West Texas Intermediate crude for September delivery
the most actively traded contract, dropped 44 cents, or 0.7%, to $63.25 a barrel, on track for a weekly fall of 7.9%.
October Brent crude
the global benchmark, was down 45 cents, or 0.7%, at $66 a barrel on ICE Futures Europe, on pace for a 6.5% weekly fall.
Crude fell sharply on Thursday, getting caught up in a broad market selloff that saw metals and other commodities tumble along with global equities. U.S. stocks posted a mixed finish, but saw economically sensitive sectors left behind.

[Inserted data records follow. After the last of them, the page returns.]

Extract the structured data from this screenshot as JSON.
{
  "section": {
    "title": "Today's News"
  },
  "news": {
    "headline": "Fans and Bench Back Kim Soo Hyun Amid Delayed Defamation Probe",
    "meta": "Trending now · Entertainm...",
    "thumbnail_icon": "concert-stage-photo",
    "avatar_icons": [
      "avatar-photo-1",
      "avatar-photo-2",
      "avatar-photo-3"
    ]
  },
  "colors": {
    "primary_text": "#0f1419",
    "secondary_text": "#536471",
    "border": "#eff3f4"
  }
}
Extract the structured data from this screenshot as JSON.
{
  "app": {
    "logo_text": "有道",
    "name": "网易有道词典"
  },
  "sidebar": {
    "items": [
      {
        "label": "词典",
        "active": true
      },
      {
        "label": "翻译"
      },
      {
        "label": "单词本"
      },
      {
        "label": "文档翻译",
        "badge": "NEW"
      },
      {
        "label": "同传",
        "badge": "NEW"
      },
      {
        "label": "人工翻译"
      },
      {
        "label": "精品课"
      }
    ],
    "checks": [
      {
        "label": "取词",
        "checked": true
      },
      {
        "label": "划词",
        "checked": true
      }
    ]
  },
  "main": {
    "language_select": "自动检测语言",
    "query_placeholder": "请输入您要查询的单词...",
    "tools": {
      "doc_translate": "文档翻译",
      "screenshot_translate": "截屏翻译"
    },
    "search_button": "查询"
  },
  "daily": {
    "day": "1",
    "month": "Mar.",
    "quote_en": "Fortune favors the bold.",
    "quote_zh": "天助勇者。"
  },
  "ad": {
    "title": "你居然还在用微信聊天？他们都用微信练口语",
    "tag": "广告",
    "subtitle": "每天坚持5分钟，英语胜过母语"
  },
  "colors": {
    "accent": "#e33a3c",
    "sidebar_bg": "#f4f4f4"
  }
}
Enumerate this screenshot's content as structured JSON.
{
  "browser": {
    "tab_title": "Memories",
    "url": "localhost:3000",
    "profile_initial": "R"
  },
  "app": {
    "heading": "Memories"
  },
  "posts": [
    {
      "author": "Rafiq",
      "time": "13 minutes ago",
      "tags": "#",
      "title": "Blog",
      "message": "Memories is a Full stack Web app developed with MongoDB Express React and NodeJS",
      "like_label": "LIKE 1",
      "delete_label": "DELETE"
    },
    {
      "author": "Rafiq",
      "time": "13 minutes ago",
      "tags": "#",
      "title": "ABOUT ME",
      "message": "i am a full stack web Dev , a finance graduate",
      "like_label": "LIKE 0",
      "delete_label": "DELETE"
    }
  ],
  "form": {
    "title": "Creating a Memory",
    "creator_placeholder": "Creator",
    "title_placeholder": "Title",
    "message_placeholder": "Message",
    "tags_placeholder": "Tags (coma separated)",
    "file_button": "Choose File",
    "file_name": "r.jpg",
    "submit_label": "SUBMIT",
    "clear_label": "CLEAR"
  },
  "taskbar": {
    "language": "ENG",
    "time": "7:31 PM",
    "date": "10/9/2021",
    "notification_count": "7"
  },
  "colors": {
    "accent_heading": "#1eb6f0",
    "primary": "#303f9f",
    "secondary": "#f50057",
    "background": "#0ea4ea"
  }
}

The spread of the delta variant “continues to cloud the demand outlook for oil,” said Warren Patterson, head of commodities strategy at ING, in a note. “In addition, output data from China earlier in the week, which showed that Chinese refiners processed the least crude in 14 months, does little to help sentiment.”
Oil futures weren’t helped earlier this week by a larger-than-expected drop in U.S. crude inventories, with investors instead focused on the global demand outlook, and a drop in U.S. gasoline demand just weeks ahead of the end of summer driving season, which ends Labor Day weekend in early September.
The U.S. benchmark is now testing chart support at $63 a barrel, with bears targeting the 200-day moving average near $60 a barrel, said Ipek Ozkardeskaya, senior analyst at Swissquote, in a note.
“The actual mood points at deeper pullback in oil prices, and price recoveries could be interesting top-selling opportunities for those targeting a return to the $60 [a barrel] mark,” the analyst wrote.